In a four-page resolution, the antigraft court’s Special Fifth Division affirmed its Sept. 9 decision granting a petition by Romulo Neri, former National Economic and Development Authority (Neda) chair, to be acquitted of graft charges in connection with the National Broadband Network (NBN)-ZTE deal hatched during the Arroyo administration.
As Neda chair then, Neri had approved the deal which was canceled by Arroyo amid reports of tens of millions of dollars of payoffs given to Philippine government officials by ZTE, a Chinese telecommunications company, for the deal to push through.
Neri had testified at a Senate inquiry into the deal and said he had advised proponents of the broadband project to “moderate their greed.” He, however, refused to implicate Arroyo, who was said to have personally endorsed the project after a trip to ZTE headquarters in China.
The Sandiganbayan resolution said the Ombudsman’s Office of the Special Prosecutor could have instead gone to the Supreme Court to file a petition for certiorari (judicial review) of the antigraft court’s ruling on Neri’s case and charged the Sandiganbayan with abuse of authority.
But, the Sandiganbayan division said, “no such abuse of discretion is being ascribed to the court by the prosecution in its motion as there is clearly none.”
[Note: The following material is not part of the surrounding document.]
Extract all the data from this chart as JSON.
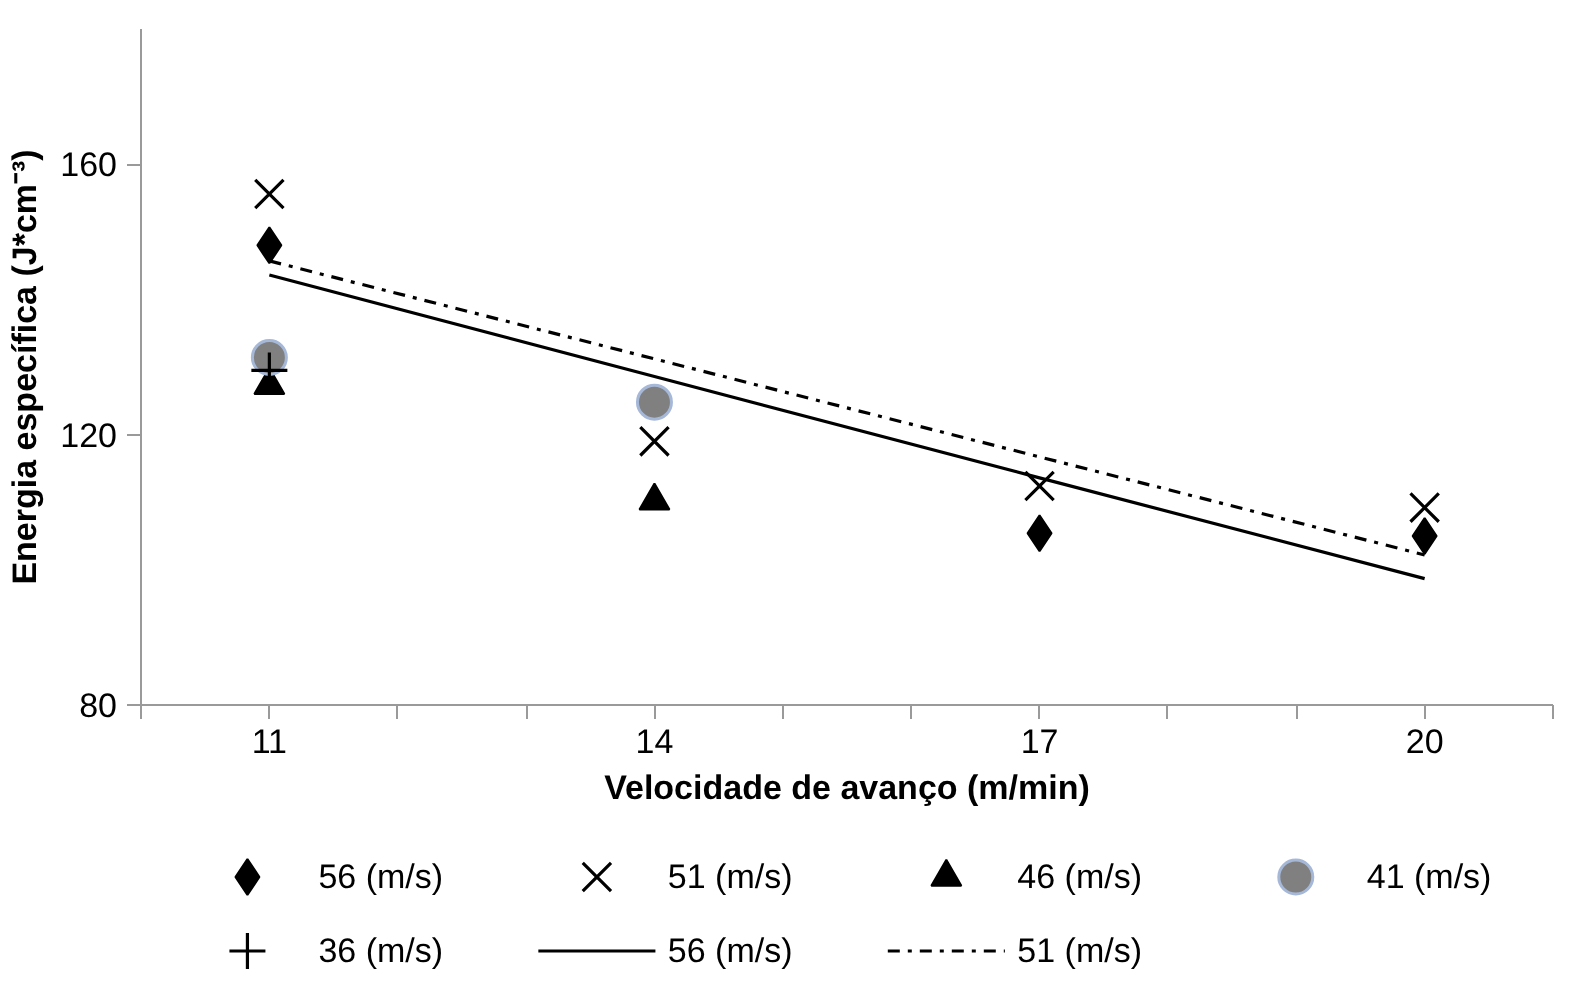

The court also said the prosecution “raised no new substantial matters” to warrant a reversal of Neri’s acquittal.
Neri had been charged with graft for brokering and later approving the deal, which prosecutors failed to prove.
The Sandiganbayan division, however, said it had already been “amply shown” that Neri had no “direct or indirect financial or pecuniary interest” in the NBN-ZTE deal.
The Sept. 9 decision cited lack of evidence to show Neri had received a share in kickbacks given by ZTE to Philippine government officials, among them former Commission on Elections Chair Benjamin Abalos.
The court also junked what it said was “hearsay” testimony given by whistle-blower Rodolfo Lozada about a P200-million payoff to Neri as told to Lozada by Abalos.
The lack of proof that Neri actually got the money made Lozada’s testimony baseless, the court said.
The Fourth Division of the Sandiganbayan had dismissed in May the graft case against Abalos. The same division, in August, also ruled in favor of Arroyo’s bid to quash the graft case against her.